More room for interest rate cuts in the coming year
A number of professional organizations predicted that the first-rate cut of 50bp is just the beginning, and there is still room for more rate cuts in the next 3-12 months. According to Reuters, Goldman Sachs economists now expect consecutive 25 bps cuts from November 2024 through June 2025 (six FOMC meetings), bringing the terminal rate back to 3.25 percent—3.50 percent by mid-2025. Analysts or working teams in BofA, Citi, Invesco, etc. all predict a 50bp further rate cut in the next FOMC meeting in this coming November.
More space for incremental global money supply
Under the background of US rate cuts, other countries are more likely to adopt more active monetary policies. Bank of England Governor Andrew Bailey said he was optimistic about the UK to cut rates further. Considering that many developed economies such as Canada, Europe, the United Kingdom and New Zealand have already started their first round or several rounds of rate cuts before US in the past several months, and most of the world's developing and emerging market countries interest rates are at a relatively high level, US rate cut on September undoubtedly gave more space for these countries to implement more accommodative monetary policy.
Better not to assume that global monetary liquidity is entering an easing cycle
Although most of the media headlines with a "bigger-than-expected" description for the Fed's first interest rate cut in four years, but I believe that the rate cut this time has a greater signal meaning than its actual significance.
By putting forward the rate cut "just on time", the Fed is stating to the market: I hear your voice, and I decide to begin the return to normal monetary policy from tightening.

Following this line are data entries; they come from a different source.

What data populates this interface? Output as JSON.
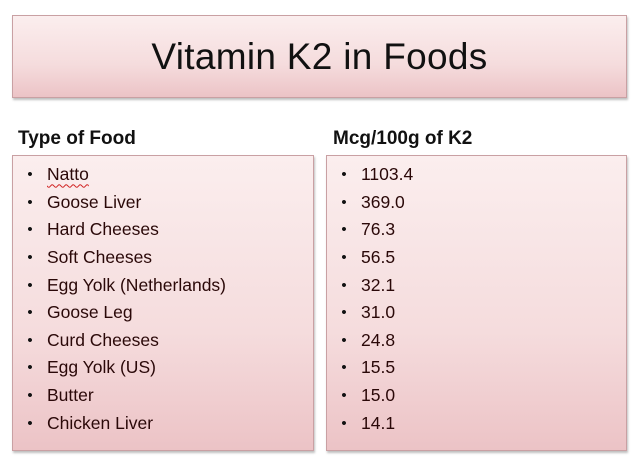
{
  "slide": {
    "title": "Vitamin K2 in Foods",
    "left_column": {
      "header": "Type of Food",
      "items": [
        "Natto",
        "Goose Liver",
        "Hard Cheeses",
        "Soft Cheeses",
        "Egg Yolk (Netherlands)",
        "Goose Leg",
        "Curd Cheeses",
        "Egg Yolk (US)",
        "Butter",
        "Chicken Liver"
      ]
    },
    "right_column": {
      "header": "Mcg/100g of K2",
      "items": [
        "1103.4",
        "369.0",
        "76.3",
        "56.5",
        "32.1",
        "31.0",
        "24.8",
        "15.5",
        "15.0",
        "14.1"
      ]
    },
    "bullet": "•",
    "colors": {
      "box_top": "#fbeeee",
      "box_bottom": "#ecc3c6",
      "border": "#c9a0a3",
      "spellcheck": "#d02020"
    }
  }
}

After the rate cut announcement, the US and European stock markets give very positive feedback. On September 18 and 19, three major US stock indexes and European stock indexes have all risen and even hit record highs. Yet, we should see that the US 5-year and 10-year bond yield rose instead of falling in the two days, reaching 3.50 percent, 3.75 percent respectively, showing investors do not believe in a super loose monetary environment in the mid and long run. In addition, US employment and housing sales continue to perform not bad at least according to the monthly and weekly public data, though slightly weaker than expected. There is no obvious sign of a significant recession in US or in the world.

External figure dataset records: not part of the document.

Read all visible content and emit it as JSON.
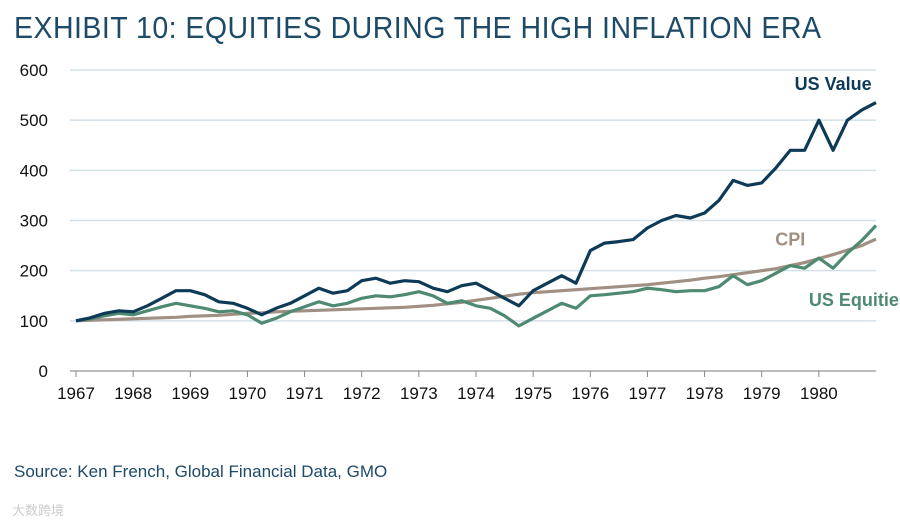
{
  "title": "EXHIBIT 10: EQUITIES DURING THE HIGH INFLATION ERA",
  "source": "Source: Ken French, Global Financial Data, GMO",
  "watermark": "大数跨境",
  "chart_data": {
    "type": "line",
    "title": "EXHIBIT 10: EQUITIES DURING THE HIGH INFLATION ERA",
    "xlabel": "",
    "ylabel": "",
    "ylim": [
      0,
      600
    ],
    "xlim": [
      1967,
      1981
    ],
    "yticks": [
      "0",
      "100",
      "200",
      "300",
      "400",
      "500",
      "600"
    ],
    "xticks": [
      "1967",
      "1968",
      "1969",
      "1970",
      "1971",
      "1972",
      "1973",
      "1974",
      "1975",
      "1976",
      "1977",
      "1978",
      "1979",
      "1980"
    ],
    "grid": "horizontal",
    "x_step": 0.25,
    "series": [
      {
        "name": "US Value",
        "color": "#0d3a56",
        "label_at": [
          1980.25,
          560
        ],
        "values": [
          100,
          106,
          115,
          120,
          118,
          130,
          145,
          160,
          160,
          152,
          138,
          135,
          125,
          112,
          125,
          135,
          150,
          165,
          155,
          160,
          180,
          185,
          175,
          180,
          178,
          165,
          158,
          170,
          175,
          160,
          145,
          130,
          160,
          175,
          190,
          175,
          240,
          255,
          258,
          262,
          285,
          300,
          310,
          305,
          315,
          340,
          380,
          370,
          375,
          405,
          440,
          440,
          500,
          440,
          500,
          520,
          535
        ]
      },
      {
        "name": "US Equities",
        "color": "#4e8a72",
        "label_at": [
          1980.7,
          130
        ],
        "values": [
          100,
          104,
          110,
          115,
          112,
          120,
          128,
          135,
          130,
          125,
          118,
          120,
          112,
          95,
          105,
          118,
          128,
          138,
          130,
          135,
          145,
          150,
          148,
          152,
          158,
          150,
          135,
          140,
          130,
          125,
          110,
          90,
          105,
          120,
          135,
          125,
          150,
          152,
          155,
          158,
          165,
          162,
          158,
          160,
          160,
          168,
          190,
          172,
          180,
          195,
          210,
          205,
          225,
          205,
          235,
          260,
          290
        ]
      },
      {
        "name": "CPI",
        "color": "#a08f82",
        "label_at": [
          1979.5,
          250
        ],
        "values": [
          100,
          101,
          102,
          103,
          104,
          105,
          106,
          107,
          109,
          110,
          111,
          113,
          115,
          116,
          118,
          119,
          120,
          121,
          122,
          123,
          124,
          125,
          126,
          127,
          129,
          131,
          134,
          137,
          141,
          145,
          149,
          153,
          156,
          158,
          160,
          162,
          164,
          166,
          168,
          170,
          172,
          175,
          178,
          181,
          185,
          188,
          192,
          196,
          200,
          204,
          210,
          216,
          224,
          232,
          241,
          250,
          263
        ]
      }
    ]
  }
}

US Treasury Secretary Janet Yelen also says that the interest rate cut was "a very positive sign for where the US economy is", and the US job market is normal and healthy. So the future path of US interest rate cuts mainly depends on whether the job market remains strong. Taking into account that the Fed is still tightening its balance sheet, I believe it is too early to aggressively predict that the US has entered a new cycle of monetary easing, so that hardly can assume the global monetary liquidity to have a significant improvement.
The author is an associate researcher at the Chongyang Institute for Financial Studies, Renmin University of China.